AI Engineer II (Experienced)
Location: Toronto (on-site)
Team: Customer Authentication Strategy & Performance (CASP) – Advanced Analytics & AI
​
About the Role
​We are looking for a seasoned AI Engineer II to take ownership of high-impact AI and agentic AI initiatives across enterprise authentication and fraud-prevention domains.
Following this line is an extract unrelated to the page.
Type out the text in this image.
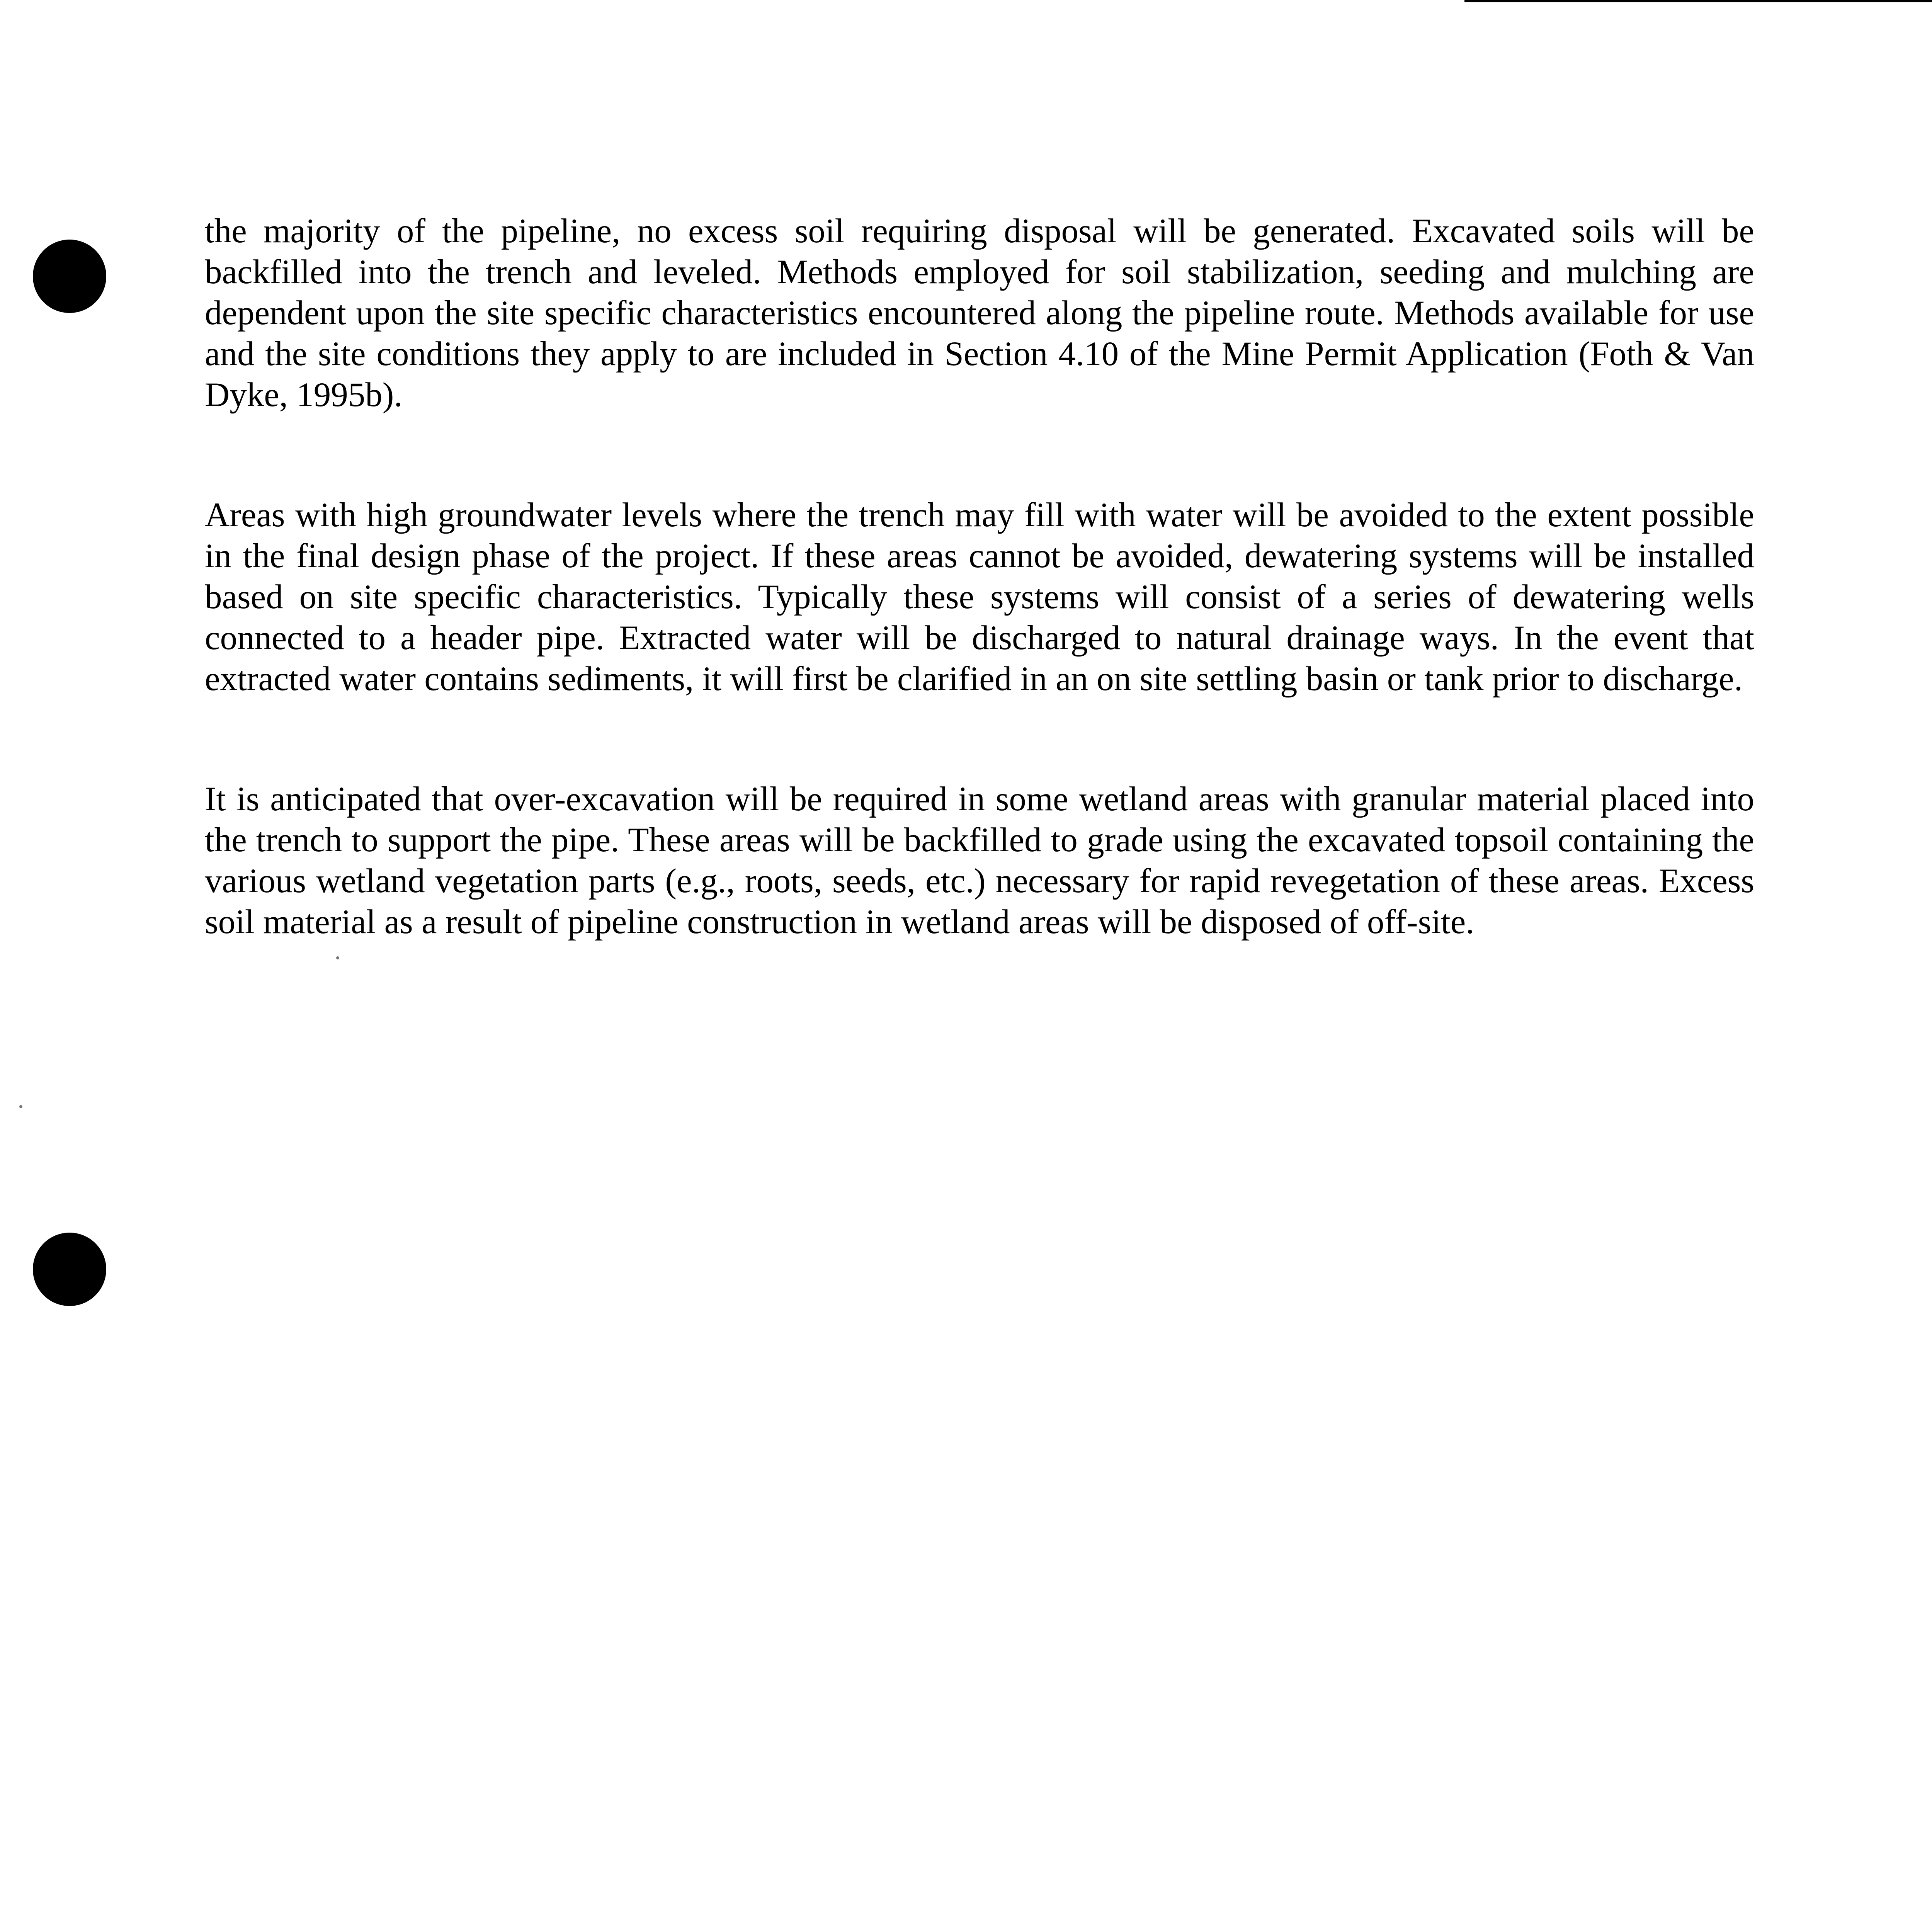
the majority of the pipeline, no excess soil requiring disposal will be generated. Excavated soils will be backfilled into the trench and leveled. Methods employed for soil stabilization, seeding and mulching are dependent upon the site specific characteristics encountered along the pipeline route. Methods available for use and the site conditions they apply to are included in Section 4.10 of the Mine Permit Application (Foth & Van Dyke, 1995b).

Areas with high groundwater levels where the trench may fill with water will be avoided to the extent possible in the final design phase of the project. If these areas cannot be avoided, dewatering systems will be installed based on site specific characteristics. Typically these systems will consist of a series of dewatering wells connected to a header pipe. Extracted water will be discharged to natural drainage ways. In the event that extracted water contains sediments, it will first be clarified in an on site settling basin or tank prior to discharge.

It is anticipated that over-excavation will be required in some wetland areas with granular material placed into the trench to support the pipe. These areas will be backfilled to grade using the excavated topsoil containing the various wetland vegetation parts (e.g., roots, seeds, etc.) necessary for rapid revegetation of these areas. Excess soil material as a result of pipeline construction in wetland areas will be disposed of off-site.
You will architect and lead the implementation of large-scale intelligent systems—spanning multi-agent workflows, LLM orchestration, retrieval-augmented generation, and end-to-end automation pipelines—while ensuring compliance with AI governance, risk controls, and enterprise standards.
​
Key Responsibilities
-
Lead the architecture, development, and deployment of production-grade AI and agentic AI systems.
-
Design scalable multi-agent pipelines integrating LLMs, RAG components, graph/vector databases, and microservice infrastructure.
-
Partner with data science, product, and fraud strategy teams to translate business objectives into AI-driven solutions.
-
Own observability frameworks for model drift, bias detection, latency, and throughput monitoring.
-
Build automation and orchestration frameworks that reduce manual workloads and enable adaptive AI responses.
-
Mentor junior engineers and data scientists on best practices in ML architecture, code quality, and scalable deployment.
-
Ensure adherence to responsible AI guidelines, security standards, and data privacy requirements.
-
Lead POCs for emerging AI tech (vendor LLMs, agentic platforms, fine-tuning pipelines) and evaluate enterprise adoption potential.
Qualifications
-
Master’s or PhD in Computer Science, Engineering, Applied Mathematics, or related field.
-
5–8 years of AI or ML engineering experience with a proven track record of building and scaling AI systems in production.
-
Deep expertise in Python and ML frameworks (PyTorch, TensorFlow, Hugging Face).
-
Demonstrated experience deploying LLMs, RAG pipelines, and multi-agent orchestration at scale.
-
Strong understanding of cloud infrastructure (Azure, Databricks, Kubernetes, Docker, MLflow).
-
Proficiency in data engineering (Spark, SQL), APIs, and microservice architecture.
-
Excellent system-design skills and ability to evaluate trade-offs between performance, cost, and compliance.
-
Strong communication and mentoring skills, comfortable presenting technical concepts to executives and cross-functional teams.
Preferred
-
Experience in financial services, fraud prevention, identity proofing, or risk analytics.
-
Knowledge of AI governance standards and model validation best practices in regulated environments.
-
Hands-on experience integrating third-party AI platforms (OpenAI Enterprise, Anthropic Claude, Azure OpenAI, etc.).